I feel this is more than a purely technical issue.I am a patient with me/cfs, a possibly related fatiguing condition and this class of error has been usual in many papers, and has lead in part to ( the now removed in draft NICE guidance)

CBT/GET/lightning process being offered for that condition, as the argument is made that treating the anxiety and depression (which is at least in part a scale artifact) will be curative.



I posted at study outset on this, which was either unnoticed or ignored.



Thank you.​

It is depressing this class of error is very, very common in ME/CFS and other fatiguing conditions.

 

[rogerblack]

I've currently been commenting on twitter and in other places, and mailing the involved professors about the severe problems (shared with many CFS papers) in measuring mental health of fatigued patients.
...
It is depressing this class of error is very, very common in ME/CFS and other fatiguing conditions.

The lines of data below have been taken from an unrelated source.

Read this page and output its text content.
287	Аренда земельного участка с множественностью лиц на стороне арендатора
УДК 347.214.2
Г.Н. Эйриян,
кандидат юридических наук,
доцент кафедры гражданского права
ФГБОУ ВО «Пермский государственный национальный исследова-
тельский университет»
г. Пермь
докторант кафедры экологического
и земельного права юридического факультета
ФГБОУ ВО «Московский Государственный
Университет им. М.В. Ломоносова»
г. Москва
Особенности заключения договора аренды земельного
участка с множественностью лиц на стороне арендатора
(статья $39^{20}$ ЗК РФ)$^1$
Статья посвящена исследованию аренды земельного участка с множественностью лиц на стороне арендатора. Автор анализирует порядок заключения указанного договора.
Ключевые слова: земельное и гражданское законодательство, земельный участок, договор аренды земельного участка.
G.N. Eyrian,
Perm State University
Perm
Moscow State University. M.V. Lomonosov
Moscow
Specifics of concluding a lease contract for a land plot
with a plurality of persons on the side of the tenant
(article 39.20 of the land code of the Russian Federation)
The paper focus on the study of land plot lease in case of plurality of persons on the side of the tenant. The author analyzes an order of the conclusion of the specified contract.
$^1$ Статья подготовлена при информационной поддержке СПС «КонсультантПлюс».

https://www.bmj.com/content/372/bmj.n829/rapid-responses Response to BMJ article.

Mental Health Mismeasurement.

Dear Editor
In common with an unfortunately many papers on physically debilitating conditions, this paper uses standard mental health tools (PHQ9,...) with the normal recommended cuts for a healthy patient.

At the same time as measuring significant physical disability to the point many patients have had to give up work, or reduce work, the scales used uncritically ask patients 'Do you enjoy the things you used to do' and 'Are you worried about your health'.
These answers supposedly inform on mental health.

All of the MH tools used need careful thought to see what the appropriate baseline that would be expected given the persons physical condition.

Using the standard cuts makes as much sense as concluding that people with one leg are at high risk of low blood pressure following asking them 'do you wobble when you standup'.

This is more than an academic issue. This mismeasurement gets swallowed into meta analysis, where it is even further distanced from verification, and then may be used to drive treatment policy based on the fact that anxiety/depression is a meaningful component of the illness.

The 5 day old email to the three apparent lead authors has not been answered or acknowledged.
At a week in, barring changes to the paper, or an acknowledgement, I'll try a reminder.